Tra i numerosi agenti scatenanti, il più comune è il contatto con metalli (nichel e cromo) presenti in quantità anche minima ad esempio in monete, detersivi domestici, bigiotteria d’epoca. Diventa quindi importante la scelta di cosmetici che, nel rispetto della vigente normativa europea, assicurino l’assenza di metalli pesanti e siano studiati per garantirne la massima sicurezza d’uso. Da evitare quindi cosmetici mal conservati, acquistati su bancarelle o contraffatti.

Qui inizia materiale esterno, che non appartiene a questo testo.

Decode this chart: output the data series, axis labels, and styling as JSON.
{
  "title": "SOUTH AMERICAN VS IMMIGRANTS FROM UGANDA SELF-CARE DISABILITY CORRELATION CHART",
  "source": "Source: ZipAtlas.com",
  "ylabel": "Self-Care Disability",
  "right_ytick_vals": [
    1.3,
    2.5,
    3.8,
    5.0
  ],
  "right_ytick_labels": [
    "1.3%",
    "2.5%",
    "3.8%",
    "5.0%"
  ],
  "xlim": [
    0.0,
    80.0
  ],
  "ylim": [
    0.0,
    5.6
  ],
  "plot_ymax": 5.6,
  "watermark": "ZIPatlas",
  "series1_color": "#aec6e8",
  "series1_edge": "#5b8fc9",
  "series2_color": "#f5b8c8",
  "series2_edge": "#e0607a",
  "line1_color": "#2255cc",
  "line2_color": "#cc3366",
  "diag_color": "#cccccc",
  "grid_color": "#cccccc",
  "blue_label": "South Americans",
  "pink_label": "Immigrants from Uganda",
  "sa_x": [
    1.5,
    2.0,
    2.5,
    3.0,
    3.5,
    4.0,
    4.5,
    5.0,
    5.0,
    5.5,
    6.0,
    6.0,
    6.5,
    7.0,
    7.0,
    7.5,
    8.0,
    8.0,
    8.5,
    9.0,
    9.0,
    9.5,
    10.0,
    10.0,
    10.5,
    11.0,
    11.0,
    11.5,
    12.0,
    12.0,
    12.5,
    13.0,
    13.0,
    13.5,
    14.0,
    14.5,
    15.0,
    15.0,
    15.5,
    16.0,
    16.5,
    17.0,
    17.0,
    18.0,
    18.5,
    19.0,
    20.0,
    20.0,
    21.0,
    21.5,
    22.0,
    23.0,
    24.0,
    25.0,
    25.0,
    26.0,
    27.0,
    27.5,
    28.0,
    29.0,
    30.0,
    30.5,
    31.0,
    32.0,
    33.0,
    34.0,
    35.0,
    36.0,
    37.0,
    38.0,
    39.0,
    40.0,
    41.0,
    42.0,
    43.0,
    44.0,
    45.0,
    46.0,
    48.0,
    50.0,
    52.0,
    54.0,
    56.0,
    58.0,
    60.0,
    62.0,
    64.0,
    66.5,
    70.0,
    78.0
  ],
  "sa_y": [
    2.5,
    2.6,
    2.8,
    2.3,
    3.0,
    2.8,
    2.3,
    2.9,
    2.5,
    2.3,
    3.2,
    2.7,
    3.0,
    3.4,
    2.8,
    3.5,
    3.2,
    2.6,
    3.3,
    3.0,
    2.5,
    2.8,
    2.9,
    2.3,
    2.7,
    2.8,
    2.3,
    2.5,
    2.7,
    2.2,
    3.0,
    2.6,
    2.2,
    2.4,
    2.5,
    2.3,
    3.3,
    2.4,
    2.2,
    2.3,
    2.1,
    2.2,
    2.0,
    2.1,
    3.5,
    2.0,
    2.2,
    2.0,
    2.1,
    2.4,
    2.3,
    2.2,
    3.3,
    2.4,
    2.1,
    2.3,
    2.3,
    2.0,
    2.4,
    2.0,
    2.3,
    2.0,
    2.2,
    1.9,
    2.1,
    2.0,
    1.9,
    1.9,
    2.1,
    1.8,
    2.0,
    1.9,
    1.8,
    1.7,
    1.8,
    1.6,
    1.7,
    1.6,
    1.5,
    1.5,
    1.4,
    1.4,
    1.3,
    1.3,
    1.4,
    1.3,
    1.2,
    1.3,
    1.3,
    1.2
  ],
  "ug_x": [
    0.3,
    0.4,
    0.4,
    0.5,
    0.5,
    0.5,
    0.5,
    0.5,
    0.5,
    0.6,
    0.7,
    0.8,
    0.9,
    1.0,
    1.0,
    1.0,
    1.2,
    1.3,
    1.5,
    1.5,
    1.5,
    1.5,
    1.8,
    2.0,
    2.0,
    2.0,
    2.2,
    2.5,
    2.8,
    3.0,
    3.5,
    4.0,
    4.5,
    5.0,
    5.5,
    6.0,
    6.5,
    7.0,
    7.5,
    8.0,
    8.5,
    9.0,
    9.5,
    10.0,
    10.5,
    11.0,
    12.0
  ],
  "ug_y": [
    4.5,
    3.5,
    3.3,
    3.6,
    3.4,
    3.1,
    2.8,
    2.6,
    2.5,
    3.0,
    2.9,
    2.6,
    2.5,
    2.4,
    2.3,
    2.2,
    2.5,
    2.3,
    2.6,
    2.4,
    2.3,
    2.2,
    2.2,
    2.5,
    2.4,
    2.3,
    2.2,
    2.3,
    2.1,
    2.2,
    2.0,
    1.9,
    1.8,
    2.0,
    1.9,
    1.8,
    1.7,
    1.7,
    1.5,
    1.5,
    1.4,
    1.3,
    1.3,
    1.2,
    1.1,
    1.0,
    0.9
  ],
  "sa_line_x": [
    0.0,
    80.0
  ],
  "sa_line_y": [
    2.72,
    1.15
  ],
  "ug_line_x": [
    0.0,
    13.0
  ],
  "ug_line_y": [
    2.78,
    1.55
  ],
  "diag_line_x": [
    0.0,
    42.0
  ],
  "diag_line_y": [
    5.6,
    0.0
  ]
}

Una particolare attenzione deve essere dedicata al momento della pulizia cutanea. Un’igiene sbagliata, infatti, altera l’equilibrio della barriera epidermica, riduce i lipidi di protezione, aumenta la TEWL, con possibili arrossamenti e spiacevoli sensazioni di secchezza e prurito. Tra i responsabili ci sono i tensioattivi anionici, in particolare i laurilsolfati e i saponi, da sostituire perciò con prodotti a base di tensioattivi dolci o con emulsioni, contenenti lipidi fisiologicamente compatibili. La conoscenza dei prodotti, un loro corretto utilizzo e un giusto consiglio sono i migliori alleati di chi ha una pelle, spesso bellissima, ma troppo fragile e sensibile.